Updated on Apr 13, 2023

24 Amusing historical Facts About the Eastern Townships

The history of the Eastern Townships is strewn with the most surprising facts! Here are 24 of these:

  1. Marcellus Gilmour Edson, the inventor of peanut butter, was born in 1849, in the town of Bedford.

  2. One of Canada’s most famous bank robbers of the 19th century, Lucius Parmelee, was born and lived his entire life in Waterloo.

  3. The Haskell Library and Opera House, in Stanstead, is quite unique because the Canada-U.S. border runs through the building: its theatre’s stage is set on Canadian territory while most of the seats are on American soil.
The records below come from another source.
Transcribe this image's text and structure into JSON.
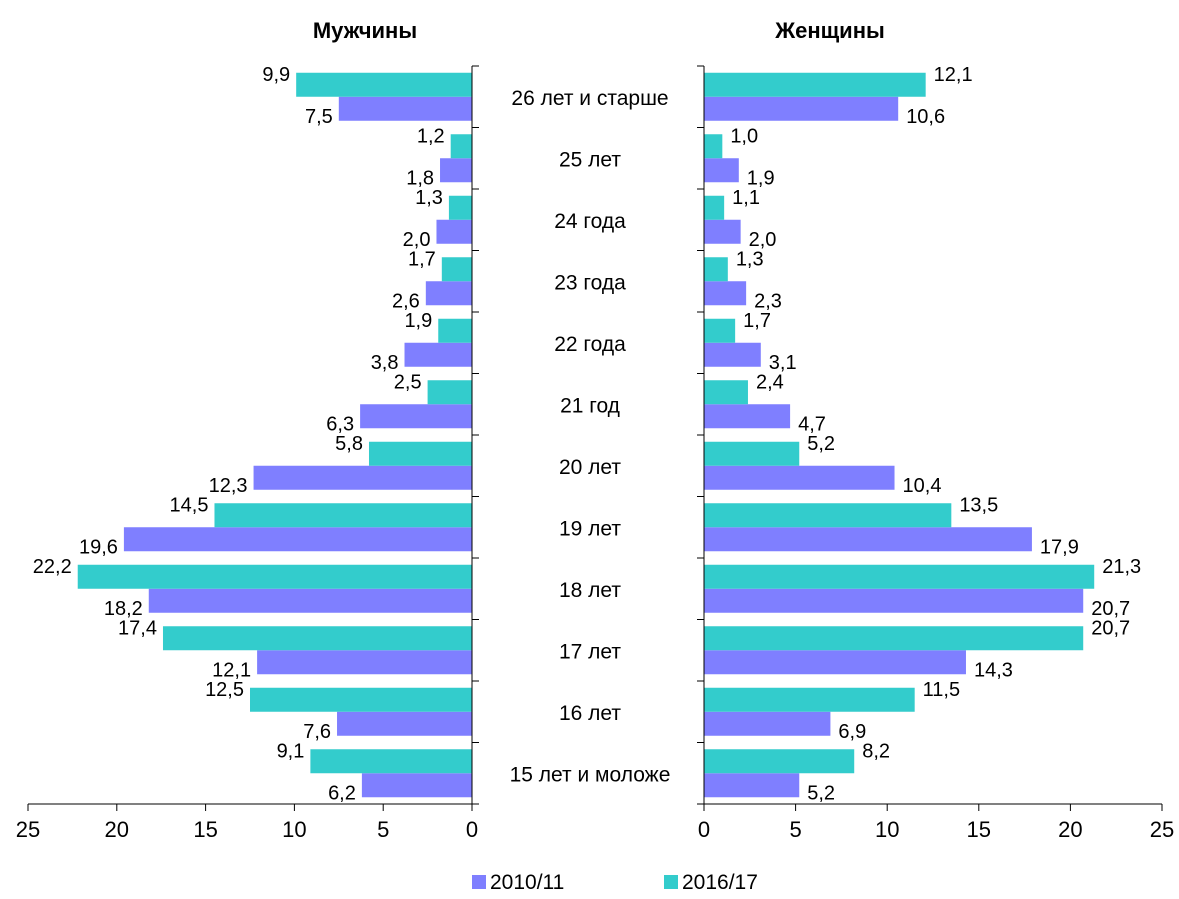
{
  "chart_data": {
    "type": "bar",
    "orientation": "horizontal",
    "layout": "butterfly",
    "categories": [
      "15 лет и моложе",
      "16 лет",
      "17 лет",
      "18 лет",
      "19 лет",
      "20 лет",
      "21 год",
      "22 года",
      "23 года",
      "24 года",
      "25 лет",
      "26 лет и старше"
    ],
    "panels": [
      {
        "title": "Мужчины",
        "direction": "reversed",
        "xlim": [
          0,
          25
        ],
        "ticks": [
          0,
          5,
          10,
          15,
          20,
          25
        ],
        "tick_labels": [
          "0",
          "5",
          "10",
          "15",
          "20",
          "25"
        ],
        "series": [
          {
            "name": "2010/11",
            "values": [
              6.2,
              7.6,
              12.1,
              18.2,
              19.6,
              12.3,
              6.3,
              3.8,
              2.6,
              2.0,
              1.8,
              7.5
            ],
            "labels": [
              "6,2",
              "7,6",
              "12,1",
              "18,2",
              "19,6",
              "12,3",
              "6,3",
              "3,8",
              "2,6",
              "2,0",
              "1,8",
              "7,5"
            ]
          },
          {
            "name": "2016/17",
            "values": [
              9.1,
              12.5,
              17.4,
              22.2,
              14.5,
              5.8,
              2.5,
              1.9,
              1.7,
              1.3,
              1.2,
              9.9
            ],
            "labels": [
              "9,1",
              "12,5",
              "17,4",
              "22,2",
              "14,5",
              "5,8",
              "2,5",
              "1,9",
              "1,7",
              "1,3",
              "1,2",
              "9,9"
            ]
          }
        ]
      },
      {
        "title": "Женщины",
        "direction": "normal",
        "xlim": [
          0,
          25
        ],
        "ticks": [
          0,
          5,
          10,
          15,
          20,
          25
        ],
        "tick_labels": [
          "0",
          "5",
          "10",
          "15",
          "20",
          "25"
        ],
        "series": [
          {
            "name": "2010/11",
            "values": [
              5.2,
              6.9,
              14.3,
              20.7,
              17.9,
              10.4,
              4.7,
              3.1,
              2.3,
              2.0,
              1.9,
              10.6
            ],
            "labels": [
              "5,2",
              "6,9",
              "14,3",
              "20,7",
              "17,9",
              "10,4",
              "4,7",
              "3,1",
              "2,3",
              "2,0",
              "1,9",
              "10,6"
            ]
          },
          {
            "name": "2016/17",
            "values": [
              8.2,
              11.5,
              20.7,
              21.3,
              13.5,
              5.2,
              2.4,
              1.7,
              1.3,
              1.1,
              1.0,
              12.1
            ],
            "labels": [
              "8,2",
              "11,5",
              "20,7",
              "21,3",
              "13,5",
              "5,2",
              "2,4",
              "1,7",
              "1,3",
              "1,1",
              "1,0",
              "12,1"
            ]
          }
        ]
      }
    ],
    "legend": {
      "position": "bottom",
      "items": [
        {
          "name": "2010/11",
          "color": "#7f7fff"
        },
        {
          "name": "2016/17",
          "color": "#33cccc"
        }
      ]
    },
    "colors": {
      "2010/11": "#7f7fff",
      "2016/17": "#33cccc",
      "axis": "#000000"
    },
    "grid": false
  }
}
  4. Only a handful of round barns are still standing in the Townships. They originated in the state of Vermont, towards the end of the 19th century. Why a round shape? According to legend, this way, the devil couldn’t hide in any corner! The truth? The round shape of these barns allowed farmers to place their livestock in the centre, making feeding and cleaning tasks easier to carry out.

  5. During the prohibition, there were five or six hotels and bars in the town of Abercorn. One was named The Bucket of Blood! It’s important to note that Abercorn counts about 400 residents.
  1. Bedford’s Agricultural Fair, which would have celebrated its 198th anniversary this year, is Quebec’s oldest agricultural fair.

  2. Christian Barthomeuf of Clos Saragnat (Frelighsburg), besides being the inventor of ice cider, was the first to have planted grapevines in Dunham, in 1980.

  3. The name of the Orpailleur Vineyard was given by Quebec’s most loved poet singer, Gilles Vigneault. The word Orpailleur means gold prospector.

  4. The brilliant Ontarian ballistic expert, Gerald Bull, born in 1928, worked for different governments and is known for having carried out important research on some very powerful canons. During the 1,970 s, he conducted tests using these canons in the Mansonville area.

  5. Located on the border between Glen Sutton and East Richford in Vermont, the brothel The Palace of Sin, was in business from 1910 to 1929.
  1. There are only five remaining Fokker D.VII planes (a German World War I biplane) in the world that are still in good condition. One of these can be seen at the Brome County Museum.

  2. During World War II, Quebec counted about ten camps lodging German prisoners. One was located in Sherbrooke and another in Farnham. The prisoners of the Farnham camp—there were about 200 of them—are said to have worked in the area orchards.

  3. The popular cook, radio and television host, and culinary writer, Jehane Benoît, lived in Sutton from 1956 until her passing, in 1987.

  4. In 1882, Mégantic (the city of Lac-Mégantic had not yet been founded) barely had 200 residents, but counted seven hotels! Two years later, in 1884, there were nine hotels! This is why it had the reputation of being a place for whisky, saloons and brothels!

  5. During the 1910–1924 municipal prohibition, some very astute Mégantic residents built a cabin at the end of the federal wharf to get around the law and sell alcohol!
  1. One of the first hunting clubs in Quebec, if not the first, called the Megantic Fish and Game Club, was founded in 1887. Its territory spread out on both sides of the Canada—U.S. border and welcomed almost exclusively rich Americans from Boston and New York.

  2. Four transatlantic ships were named Megantic. The most well known is still the SS Megantic owned by the White Star Line. 168 metres long, it was first put into service in 1909, three years before the Titanic, also owned by the same company!

  3. Al Capone (1895–1947) is said to have lived in Saint-Herménégilde, near the border, in the MRC of Coaticook, during our bootlegging period.

  4. The Maison de la culture de Waterloo used to be a Masonic temple.

  5. Inducted into the Canadian Tennis Hall of Fame in 1994, François Godbout, was one of the only boys to have attended the Maplewood Convent, in Waterloo.
  1. The founder of the Zoo de Granby and then mayor of Granby, M. Horace Boivin kept an impressive animal menagerie on his property. Among all the animals, he adopted a three-legged goat. The public regularly visited the menagerie until it finally became the Zoo de Granby in 1953.

  2. When Amazoo, Granby’s water park, first opened in 1999, the cars lined up all the way from Boulevard David-Bouchard to Autoroute 10. A radio station would update its information live on the site.

  3. The marsh of Rivière aux Cerises, in Magog, used to be … a dump. The same, in fact, is true for the Parc de la Gorge de Coaticook!

  4. The Estriade cycling network was established on a railway abandoned in the 1990s.